En esta epístola, el apóstol se dirige a judíos a los que se habían hecho promesas y que, a través de las Escrituras, conocían la esperanza de Israel y las bendiciones terrenales a las que el pueblo debía acceder. Una herencia será su porción en el Milenio, después de la destrucción de los malvados por el juicio. Por eso se añade el ejemplo de Noé. Noé es «advertido por Dios acerca de lo que aún no se veía», a saber, la destrucción por agua de un mundo de impíos, y de la herencia que tendría por fe en un mundo renovado. Le fue dado el conocimiento del futuro; temió y construyó un arca para la preservación de su casa. Con esta arca condenó al mundo, pues con ella anunciaba que las aguas sobre las que flotaría lo cubrirían. Era un predicador de la justicia de Dios que quería acabar con la corrupción y la violencia que llenaban la tierra y hacer a Noé «heredero de la justicia que es según la fe», es decir, del mundo renovado después del diluvio.
Noé es una figura del remanente judío que, en el último día, pasará por las aguas del juicio, la tribulación de Jacob, y luego heredará la tierra. Los efectos de la fe en él son primero el temor, luego que condena al mundo por su testimonio y se convierte en heredero. Sin duda creía lo mismo que Abel y Enoc, pero su fe está presentada en relación con la tierra y los caminos de Dios aquí abajo.
Al igual que él, creemos en los juicios venideros de los que habla la Palabra, de los que escaparemos, para poder participar con Cristo en su parte celestial. Reinaremos con él y juzgaremos al mundo (2 Tim. 2:12; Apoc. 20:4). Nuestra fe es como la de Abel para la justificación, como la de Enoc para una parte celestial más allá de la muerte, sin necesidad de pasar por ella, y como la de Noé para el gobierno y los caminos de Dios en este mundo y para la posesión de la herencia prometida.
La fe introduce a Dios cuando el pecado nos ha alejado de él; ella responde a todos los casos que se han presentado desde que él entró en este mundo; nos pone en posesión de todo lo necesario y bueno.
En los versículos 1-7 de este capítulo 11, ella está vinculada con los grandes principios generales y permanentes de las relaciones de Dios con los hombres. Cuatro rasgos principales la caracterizan. 1° Se apoya en la Palabra de Dios y se aferra a ella como la única guía que puede instruirla en todas las cosas y dirigirla. 2° Se acerca a él por medio de Cristo y entra en posesión de la justicia. 3° Entra en la esperanza de la venida del Señor y de la bendición con él más allá de la muerte. 4° Tiene el conocimiento del juicio venidero y de los caminos de Dios aquí abajo.
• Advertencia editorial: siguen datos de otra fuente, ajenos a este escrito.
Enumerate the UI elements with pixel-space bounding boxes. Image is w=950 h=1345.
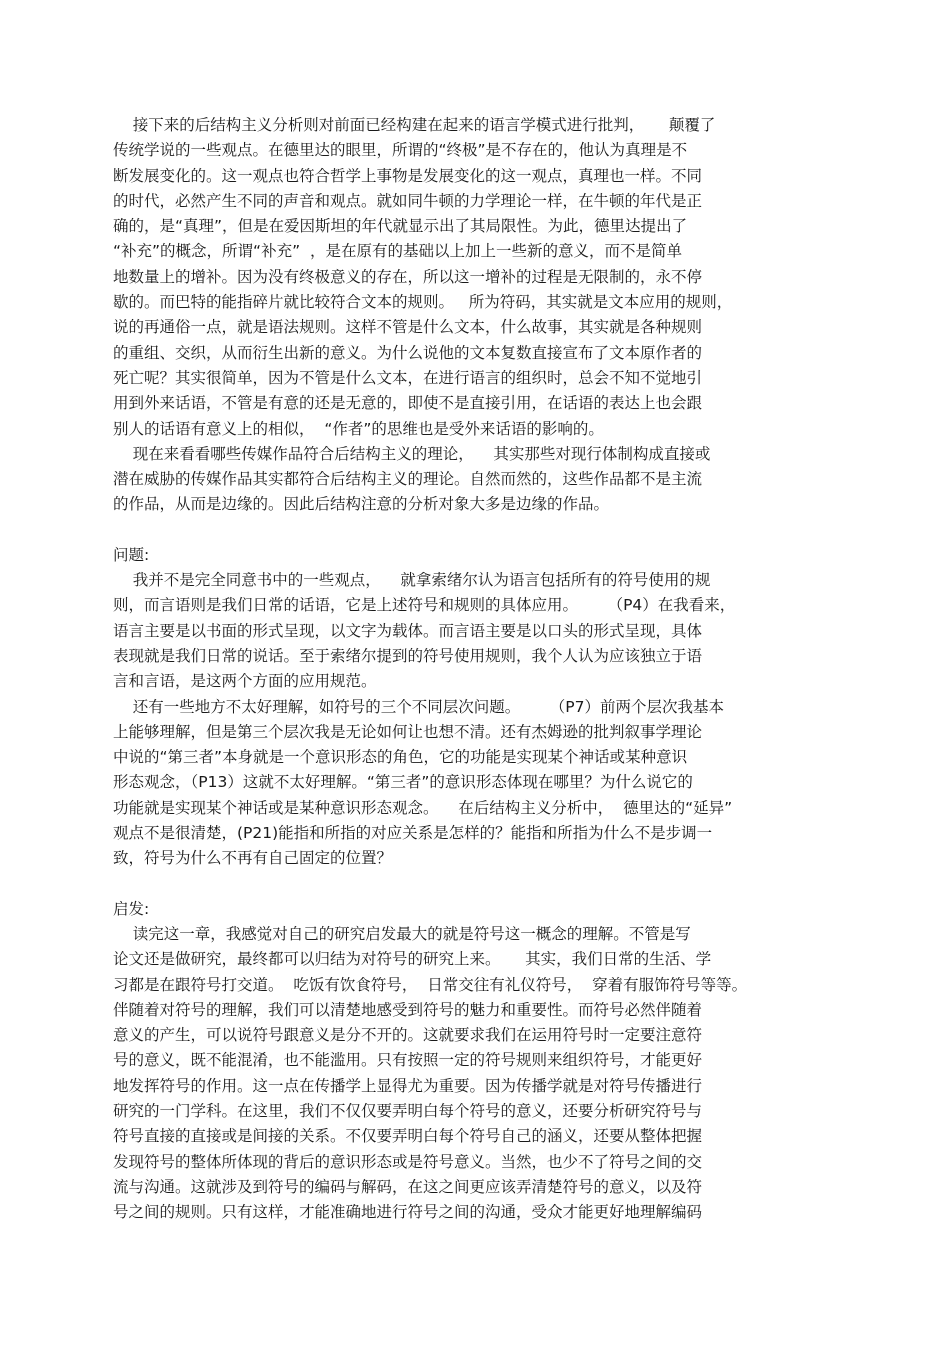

Estos y otros rasgos, presentados en una serie de ejemplos en el resto de este capítulo, deben seguir caracterizando la vida de todos los creyentes hoy en día. La fe es la base de toda su actividad, para gloria de Aquel que, en gracia infinita, para salvarlos, fue la víctima sangrienta bajo el juicio divino. Él sufrió los sufrimientos y la muerte de la cruz para llevarlos en la perfección y el descanso de la morada de la paz eterna, y es durante el tiempo de su peregrinación el modelo perfecto y divino, «Autor y consumador[1] de nuestra fe».
[1] Definición del Pequeño Dic. del NT: Aquel que hace una cosa perfecta y la lleva a su estado final.